11ª Plenafup

“A transição energética é uma tentativa de resposta da sociedade para um problema global”, diz especialista do INEEP

Foto: Alessandra Murteira/FUP

Quarta mesa temática da 11ª Plenafup revela como crise climática aprofunda as desigualdades de gênero, de raça e de classe social

 [Por Rita Cardoso, da comunicação do Sindipetro RS]

A mesa 4, realizada na tarde do dia 28 de agosto na programação da 11ª PlenaFUP apresentou o tema da “Transição Energética Justa, Machismo, Racismo Energético e Ambiental”. Para falar sobre o tema foram convidados para a Mesa, que teve a mediação da presidenta do Sindipetro-RS, Miriam Cabreira, o Diretor Técnico do INEEP (Instituto de Estudos Estratégicos de Petróleo, Gás Natural e Biocombustíveis Zé Eduardo Dutra), Mahatma Ramos dos Santos, e Michelle Ferreti, do Instituto Alziras.

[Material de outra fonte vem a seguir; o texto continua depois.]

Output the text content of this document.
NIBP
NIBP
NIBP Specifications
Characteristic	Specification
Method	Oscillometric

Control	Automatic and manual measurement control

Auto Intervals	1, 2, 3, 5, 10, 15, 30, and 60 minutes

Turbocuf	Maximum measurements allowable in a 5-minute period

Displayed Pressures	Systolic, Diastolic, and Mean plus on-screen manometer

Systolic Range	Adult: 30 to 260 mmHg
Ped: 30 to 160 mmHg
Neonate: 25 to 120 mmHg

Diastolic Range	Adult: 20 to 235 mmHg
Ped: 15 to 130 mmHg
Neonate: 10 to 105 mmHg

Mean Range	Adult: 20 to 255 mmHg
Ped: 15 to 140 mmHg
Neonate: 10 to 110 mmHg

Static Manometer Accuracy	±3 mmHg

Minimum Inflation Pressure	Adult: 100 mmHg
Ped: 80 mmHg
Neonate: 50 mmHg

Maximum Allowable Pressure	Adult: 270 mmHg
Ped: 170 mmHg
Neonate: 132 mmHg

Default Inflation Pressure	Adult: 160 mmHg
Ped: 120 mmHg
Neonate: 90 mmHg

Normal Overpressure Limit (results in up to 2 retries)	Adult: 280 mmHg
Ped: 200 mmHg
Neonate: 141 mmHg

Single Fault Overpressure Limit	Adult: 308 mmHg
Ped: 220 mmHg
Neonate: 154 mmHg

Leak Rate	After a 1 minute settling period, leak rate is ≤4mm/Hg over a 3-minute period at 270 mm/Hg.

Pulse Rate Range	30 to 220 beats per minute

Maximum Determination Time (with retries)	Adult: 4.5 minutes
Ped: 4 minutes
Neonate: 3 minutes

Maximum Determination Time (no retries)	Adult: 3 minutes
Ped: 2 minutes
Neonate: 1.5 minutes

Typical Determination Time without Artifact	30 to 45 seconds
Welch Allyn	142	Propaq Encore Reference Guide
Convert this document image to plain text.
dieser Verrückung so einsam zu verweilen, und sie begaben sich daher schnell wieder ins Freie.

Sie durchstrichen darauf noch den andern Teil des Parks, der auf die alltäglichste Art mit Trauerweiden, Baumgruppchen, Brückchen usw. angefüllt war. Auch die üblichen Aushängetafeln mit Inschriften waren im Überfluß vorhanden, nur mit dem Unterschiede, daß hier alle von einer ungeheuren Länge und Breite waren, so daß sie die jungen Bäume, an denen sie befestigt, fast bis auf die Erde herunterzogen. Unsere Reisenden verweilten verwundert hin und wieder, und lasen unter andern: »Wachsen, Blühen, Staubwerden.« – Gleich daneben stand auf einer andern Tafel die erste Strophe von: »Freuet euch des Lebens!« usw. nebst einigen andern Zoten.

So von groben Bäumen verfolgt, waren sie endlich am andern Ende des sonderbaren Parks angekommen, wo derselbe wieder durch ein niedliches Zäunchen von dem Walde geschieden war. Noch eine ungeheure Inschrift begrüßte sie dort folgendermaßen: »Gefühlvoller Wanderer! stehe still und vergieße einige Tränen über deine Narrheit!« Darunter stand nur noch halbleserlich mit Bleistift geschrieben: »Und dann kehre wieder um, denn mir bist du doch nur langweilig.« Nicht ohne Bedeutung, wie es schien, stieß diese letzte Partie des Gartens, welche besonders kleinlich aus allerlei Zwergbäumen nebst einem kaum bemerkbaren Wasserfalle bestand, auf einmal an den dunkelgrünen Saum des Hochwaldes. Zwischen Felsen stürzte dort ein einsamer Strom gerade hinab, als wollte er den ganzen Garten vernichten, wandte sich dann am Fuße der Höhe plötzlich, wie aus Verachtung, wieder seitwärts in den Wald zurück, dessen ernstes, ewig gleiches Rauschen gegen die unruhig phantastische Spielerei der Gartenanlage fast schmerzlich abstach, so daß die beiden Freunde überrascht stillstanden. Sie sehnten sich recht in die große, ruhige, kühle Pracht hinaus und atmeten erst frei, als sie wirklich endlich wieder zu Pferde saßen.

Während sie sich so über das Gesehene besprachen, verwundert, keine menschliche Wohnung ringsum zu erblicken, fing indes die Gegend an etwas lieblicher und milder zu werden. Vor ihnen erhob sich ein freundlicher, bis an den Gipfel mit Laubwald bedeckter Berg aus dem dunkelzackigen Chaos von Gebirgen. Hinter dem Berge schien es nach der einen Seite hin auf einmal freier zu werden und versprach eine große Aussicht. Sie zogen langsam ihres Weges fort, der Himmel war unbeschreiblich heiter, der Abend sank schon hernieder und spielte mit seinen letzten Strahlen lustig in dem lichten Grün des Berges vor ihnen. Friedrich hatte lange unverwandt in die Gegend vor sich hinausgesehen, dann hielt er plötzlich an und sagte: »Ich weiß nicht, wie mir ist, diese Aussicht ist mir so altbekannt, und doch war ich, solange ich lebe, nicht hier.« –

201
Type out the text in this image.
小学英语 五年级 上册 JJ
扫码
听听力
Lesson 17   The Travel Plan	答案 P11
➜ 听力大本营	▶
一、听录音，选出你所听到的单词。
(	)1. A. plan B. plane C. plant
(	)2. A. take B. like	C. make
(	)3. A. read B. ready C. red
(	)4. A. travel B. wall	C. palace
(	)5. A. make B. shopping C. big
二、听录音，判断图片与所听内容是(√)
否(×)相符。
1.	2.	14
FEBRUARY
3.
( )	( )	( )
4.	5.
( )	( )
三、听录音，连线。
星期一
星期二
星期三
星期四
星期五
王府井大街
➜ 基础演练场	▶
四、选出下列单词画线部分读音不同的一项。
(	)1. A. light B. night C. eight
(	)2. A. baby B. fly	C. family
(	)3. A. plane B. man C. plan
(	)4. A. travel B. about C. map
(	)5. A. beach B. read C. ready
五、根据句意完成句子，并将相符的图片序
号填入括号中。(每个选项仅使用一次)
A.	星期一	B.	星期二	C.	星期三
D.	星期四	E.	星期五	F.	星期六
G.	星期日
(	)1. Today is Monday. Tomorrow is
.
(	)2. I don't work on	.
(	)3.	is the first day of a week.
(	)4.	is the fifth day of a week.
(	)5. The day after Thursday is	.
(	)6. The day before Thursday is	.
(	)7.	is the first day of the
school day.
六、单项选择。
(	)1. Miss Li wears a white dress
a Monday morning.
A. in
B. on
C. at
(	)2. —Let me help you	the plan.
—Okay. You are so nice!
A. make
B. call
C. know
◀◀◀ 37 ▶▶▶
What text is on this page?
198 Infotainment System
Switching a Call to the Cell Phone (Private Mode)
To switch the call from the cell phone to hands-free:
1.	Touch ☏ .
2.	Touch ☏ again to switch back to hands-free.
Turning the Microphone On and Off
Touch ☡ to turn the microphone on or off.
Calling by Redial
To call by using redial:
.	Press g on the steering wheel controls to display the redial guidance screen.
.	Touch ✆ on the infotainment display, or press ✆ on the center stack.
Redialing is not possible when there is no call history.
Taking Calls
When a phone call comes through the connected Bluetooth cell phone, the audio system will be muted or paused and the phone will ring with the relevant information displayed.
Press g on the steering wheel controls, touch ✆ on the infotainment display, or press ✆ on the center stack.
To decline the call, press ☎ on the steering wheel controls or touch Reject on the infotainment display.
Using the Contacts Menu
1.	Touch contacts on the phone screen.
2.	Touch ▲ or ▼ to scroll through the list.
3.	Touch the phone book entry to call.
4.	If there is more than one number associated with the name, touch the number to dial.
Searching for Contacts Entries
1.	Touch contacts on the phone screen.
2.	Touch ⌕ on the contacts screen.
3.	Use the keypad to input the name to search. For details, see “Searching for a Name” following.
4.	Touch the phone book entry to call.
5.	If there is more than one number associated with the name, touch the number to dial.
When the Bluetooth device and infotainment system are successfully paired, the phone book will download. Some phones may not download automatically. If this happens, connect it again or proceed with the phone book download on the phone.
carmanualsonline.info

Abrindo as falas, o especialista do INEEP lembrou que em qualquer época, é sempre difícil conciliar o capitalismo com a democracia e, agora, num momento que se fala em transição energética, não é diferente. “O Instituto aborda a questão da transição energética justa a partir de como esses movimentos todos contribuem para se pensar a assimetria e desigualdades de um processo multifacetado e de alta complexidade na vida das populações atingidas pelas crises climáticas e os desafios para o movimento sindical a partir das transformações econômicas, sociais e ambientais que atingem o Brasil”, pontuou ele.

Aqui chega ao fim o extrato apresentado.